Teaching, Teching, and Instructing

I’ve tried writing something about this topic 4 or 5 times by now. It’s a tricky subject and one I think about a lot. After all, the goal is to pass on knowledge and wisdom to the students, right? As an added bonus, teaching helps one to understand and perform his or her craft better. I’m constantly analyzing my craft(s) and the ways I can convey concepts to my students. I want them to understand what I’m talking about, and that means I have to understand various teaching methods as well as the nuances of the craft itself.

Now, think about the above generalization. Think about that and then ask yourself, “If I call myself a teacher, am I really teaching?”

Allow me to be cut and dry here.

There’s teaching, teching, and instructing. Which one do you do by default?

Instructing is the base of all three categories. Quite simply, an instructor tells someone what to do.

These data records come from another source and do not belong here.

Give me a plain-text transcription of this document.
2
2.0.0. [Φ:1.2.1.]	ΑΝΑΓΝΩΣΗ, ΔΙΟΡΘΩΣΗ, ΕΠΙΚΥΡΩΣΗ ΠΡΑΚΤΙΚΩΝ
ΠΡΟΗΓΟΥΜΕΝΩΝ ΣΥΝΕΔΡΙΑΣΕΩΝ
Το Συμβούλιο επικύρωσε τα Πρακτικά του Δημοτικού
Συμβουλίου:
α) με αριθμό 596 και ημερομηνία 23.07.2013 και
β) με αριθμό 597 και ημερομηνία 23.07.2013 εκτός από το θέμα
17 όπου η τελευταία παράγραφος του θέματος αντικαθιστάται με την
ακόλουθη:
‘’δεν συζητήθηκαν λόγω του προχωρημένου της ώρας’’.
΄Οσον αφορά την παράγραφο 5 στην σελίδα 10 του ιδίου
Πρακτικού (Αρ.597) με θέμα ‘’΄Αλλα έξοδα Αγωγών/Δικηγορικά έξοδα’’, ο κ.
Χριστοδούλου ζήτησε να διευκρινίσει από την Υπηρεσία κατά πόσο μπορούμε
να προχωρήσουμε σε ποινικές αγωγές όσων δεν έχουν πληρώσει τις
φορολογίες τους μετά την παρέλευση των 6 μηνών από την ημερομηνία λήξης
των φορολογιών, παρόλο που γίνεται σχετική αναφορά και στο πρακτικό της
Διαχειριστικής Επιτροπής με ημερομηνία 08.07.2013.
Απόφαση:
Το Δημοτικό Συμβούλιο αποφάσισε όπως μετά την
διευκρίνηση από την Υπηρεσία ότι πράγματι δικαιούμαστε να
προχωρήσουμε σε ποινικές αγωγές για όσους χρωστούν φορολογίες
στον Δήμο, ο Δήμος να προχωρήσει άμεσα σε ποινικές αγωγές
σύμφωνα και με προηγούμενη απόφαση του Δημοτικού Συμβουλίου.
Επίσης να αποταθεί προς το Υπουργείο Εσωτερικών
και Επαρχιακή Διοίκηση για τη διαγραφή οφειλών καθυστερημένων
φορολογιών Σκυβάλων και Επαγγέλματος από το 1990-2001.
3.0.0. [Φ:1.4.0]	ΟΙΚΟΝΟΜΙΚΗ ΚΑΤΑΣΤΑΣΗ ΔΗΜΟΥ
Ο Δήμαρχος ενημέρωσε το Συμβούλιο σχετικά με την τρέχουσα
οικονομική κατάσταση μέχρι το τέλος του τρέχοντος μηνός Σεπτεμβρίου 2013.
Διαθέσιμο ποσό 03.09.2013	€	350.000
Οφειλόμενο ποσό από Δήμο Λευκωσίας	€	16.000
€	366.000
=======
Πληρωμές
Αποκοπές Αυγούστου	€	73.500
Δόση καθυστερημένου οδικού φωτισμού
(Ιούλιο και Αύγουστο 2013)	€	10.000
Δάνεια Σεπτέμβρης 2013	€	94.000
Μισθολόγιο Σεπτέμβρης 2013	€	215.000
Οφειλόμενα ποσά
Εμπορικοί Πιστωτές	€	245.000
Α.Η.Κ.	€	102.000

Since this is a drum blog, after all, I’ll “Play that again.” “Go hold a roll.” “Clean up the flams.” This, of course, is drum-related (it’s a drum blog, you know), but you’ve seen the stereotype of a bad teacher on TV: “Open your books to page 94 and start reading to the end of the chapter. Do the questionnaire at the end.” In basic, basic instruction, you can certainly show someone how to do something. Demonstration, for example, is a form of instructing; by demonstrating a method and giving a play-by-play of what you’re doing is basic instruction. Instruction, however, doesn’t always have to contain information other than instructions of what needs to be done.

Teching is the step up. It includes instruction but also offers a bit more information. For me, teching deals with the issues and problems at hand. Techs address these issues, offering both instruction and advice, but generally the lessons given are not global. That is, the lessons aren’t related to other, similar topics both inside and outside of the craft. For example, a tech will help the student fix an accented passage in a piece of music by may not generalize the concepts of playing accents so that the fix can be applied to other, similar situations.

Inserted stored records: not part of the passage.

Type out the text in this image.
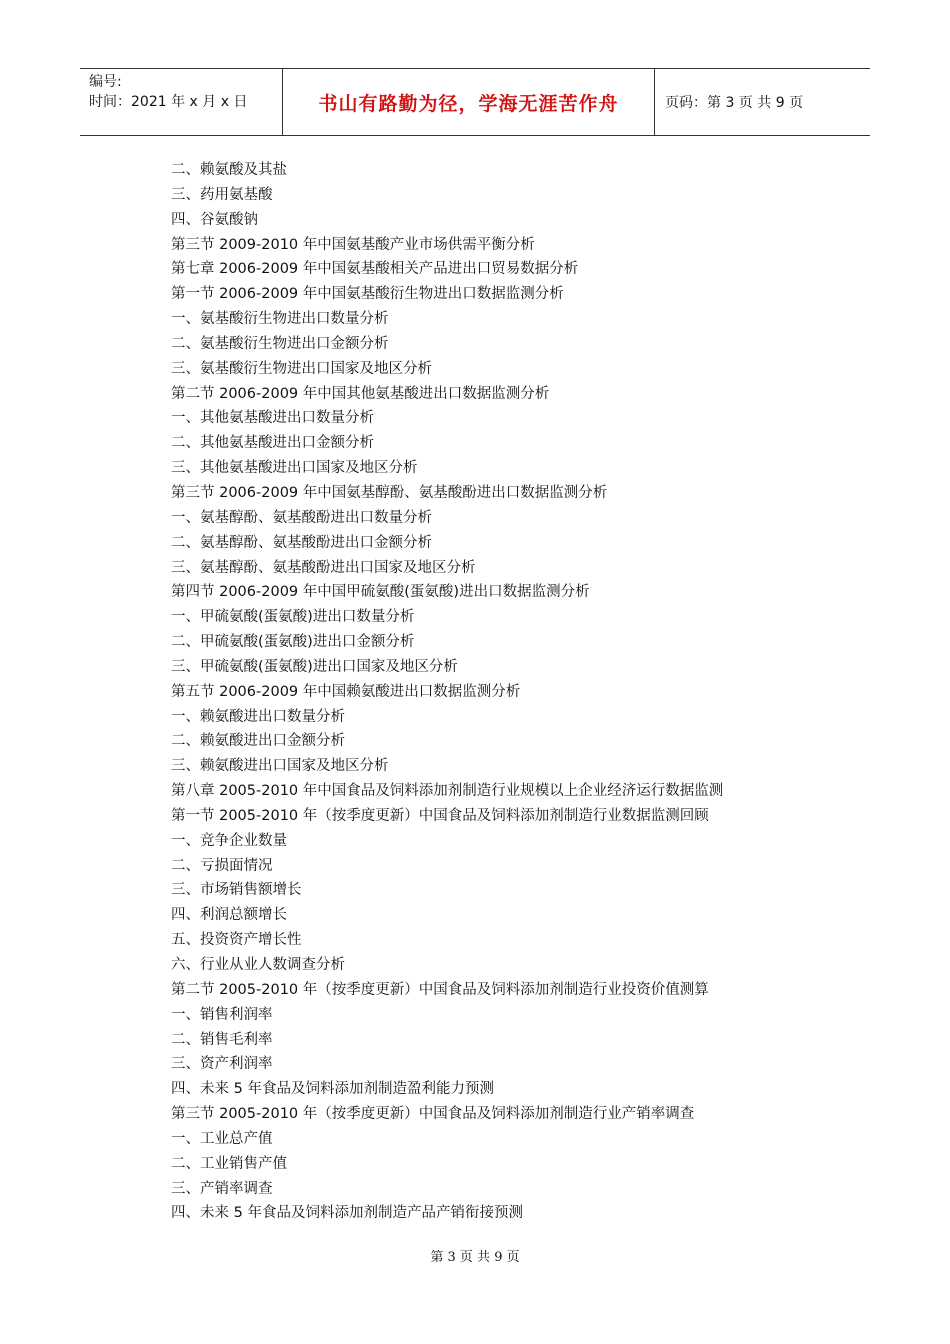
编号:
时间：2021 年 x 月 x 日	书山有路勤为径，学海无涯苦作舟	页码：第 3 页 共 9 页
二、赖氨酸及其盐
三、药用氨基酸
四、谷氨酸钠
第三节 2009-2010 年中国氨基酸产业市场供需平衡分析
第七章 2006-2009 年中国氨基酸相关产品进出口贸易数据分析
第一节 2006-2009 年中国氨基酸衍生物进出口数据监测分析
一、氨基酸衍生物进出口数量分析
二、氨基酸衍生物进出口金额分析
三、氨基酸衍生物进出口国家及地区分析
第二节 2006-2009 年中国其他氨基酸进出口数据监测分析
一、其他氨基酸进出口数量分析
二、其他氨基酸进出口金额分析
三、其他氨基酸进出口国家及地区分析
第三节 2006-2009 年中国氨基醇酚、氨基酸酚进出口数据监测分析
一、氨基醇酚、氨基酸酚进出口数量分析
二、氨基醇酚、氨基酸酚进出口金额分析
三、氨基醇酚、氨基酸酚进出口国家及地区分析
第四节 2006-2009 年中国甲硫氨酸(蛋氨酸)进出口数据监测分析
一、甲硫氨酸(蛋氨酸)进出口数量分析
二、甲硫氨酸(蛋氨酸)进出口金额分析
三、甲硫氨酸(蛋氨酸)进出口国家及地区分析
第五节 2006-2009 年中国赖氨酸进出口数据监测分析
一、赖氨酸进出口数量分析
二、赖氨酸进出口金额分析
三、赖氨酸进出口国家及地区分析
第八章 2005-2010 年中国食品及饲料添加剂制造行业规模以上企业经济运行数据监测
第一节 2005-2010 年（按季度更新）中国食品及饲料添加剂制造行业数据监测回顾
一、竞争企业数量
二、亏损面情况
三、市场销售额增长
四、利润总额增长
五、投资资产增长性
六、行业从业人数调查分析
第二节 2005-2010 年（按季度更新）中国食品及饲料添加剂制造行业投资价值测算
一、销售利润率
二、销售毛利率
三、资产利润率
四、未来 5 年食品及饲料添加剂制造盈利能力预测
第三节 2005-2010 年（按季度更新）中国食品及饲料添加剂制造行业产销率调查
一、工业总产值
二、工业销售产值
三、产销率调查
四、未来 5 年食品及饲料添加剂制造产品产销衔接预测
第 3 页 共 9 页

Now, instructing and teching aren’t bad things. In fact, in the medium of competitive drumline, you get a lot of instruction and teching that are very narrow in focus, and depending on the time restraints, sometimes you just have to give instruction and hope that the students trust you know what you’re doing.

The problem is, I often see instructors and techs that default to these methods and still call themselves teachers.

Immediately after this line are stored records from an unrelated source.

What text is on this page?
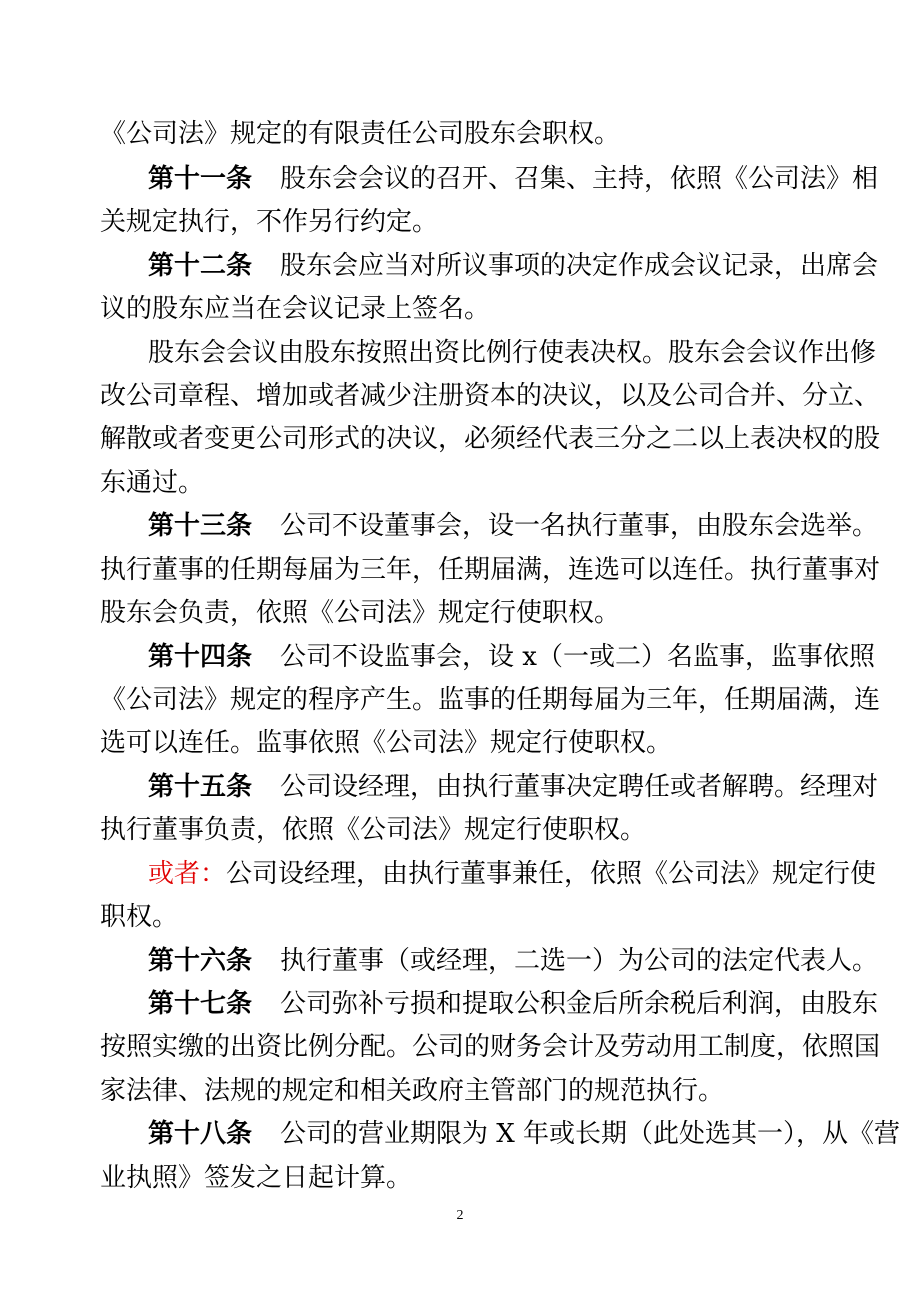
《公司法》规定的有限责任公司股东会职权。
第十一条 股东会会议的召开、召集、主持，依照《公司法》相
关规定执行，不作另行约定。
第十二条 股东会应当对所议事项的决定作成会议记录，出席会
议的股东应当在会议记录上签名。
股东会会议由股东按照出资比例行使表决权。股东会会议作出修
改公司章程、增加或者减少注册资本的决议，以及公司合并、分立、
解散或者变更公司形式的决议，必须经代表三分之二以上表决权的股
东通过。
第十三条 公司不设董事会，设一名执行董事，由股东会选举。
执行董事的任期每届为三年，任期届满，连选可以连任。执行董事对
股东会负责，依照《公司法》规定行使职权。
第十四条 公司不设监事会，设 x（一或二）名监事，监事依照
《公司法》规定的程序产生。监事的任期每届为三年，任期届满，连
选可以连任。监事依照《公司法》规定行使职权。
第十五条 公司设经理，由执行董事决定聘任或者解聘。经理对
执行董事负责，依照《公司法》规定行使职权。
或者：公司设经理，由执行董事兼任，依照《公司法》规定行使
职权。
第十六条 执行董事（或经理，二选一）为公司的法定代表人。
第十七条 公司弥补亏损和提取公积金后所余税后利润，由股东
按照实缴的出资比例分配。公司的财务会计及劳动用工制度，依照国
家法律、法规的规定和相关政府主管部门的规范执行。
第十八条 公司的营业期限为 X 年或长期（此处选其一），从《营
业执照》签发之日起计算。
2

Teaching is the final step up. It includes both teching and instructing, but whenever possible the lessons pertain to both the immediate issue and is also relatable on a global scale. Teachers will take narrowly focused information and offer to their students a way to apply it to other, similar situations. Fixing an accented roll in a passage of music can also have general drumming applications. There are analogous situations, too. I can’t count the number of times I’ve related the discipline of being in a drumline to becoming a disciplined student in school, or how respectful presentation learned in drumline is related to showing up to a job interview.

Global lessons lead to this point: a teacher should be imparting wisdom to the student, and that includes giving the tools to the student so that they will eventually be able to go out and teach themselves different things.

Having said all this, ask yourself again, “Am I a teacher?” If you call yourself a teacher, but the answer, according to what I’ve laid out here, is, “no,” then perhaps you should re-evaluate how you approach your students.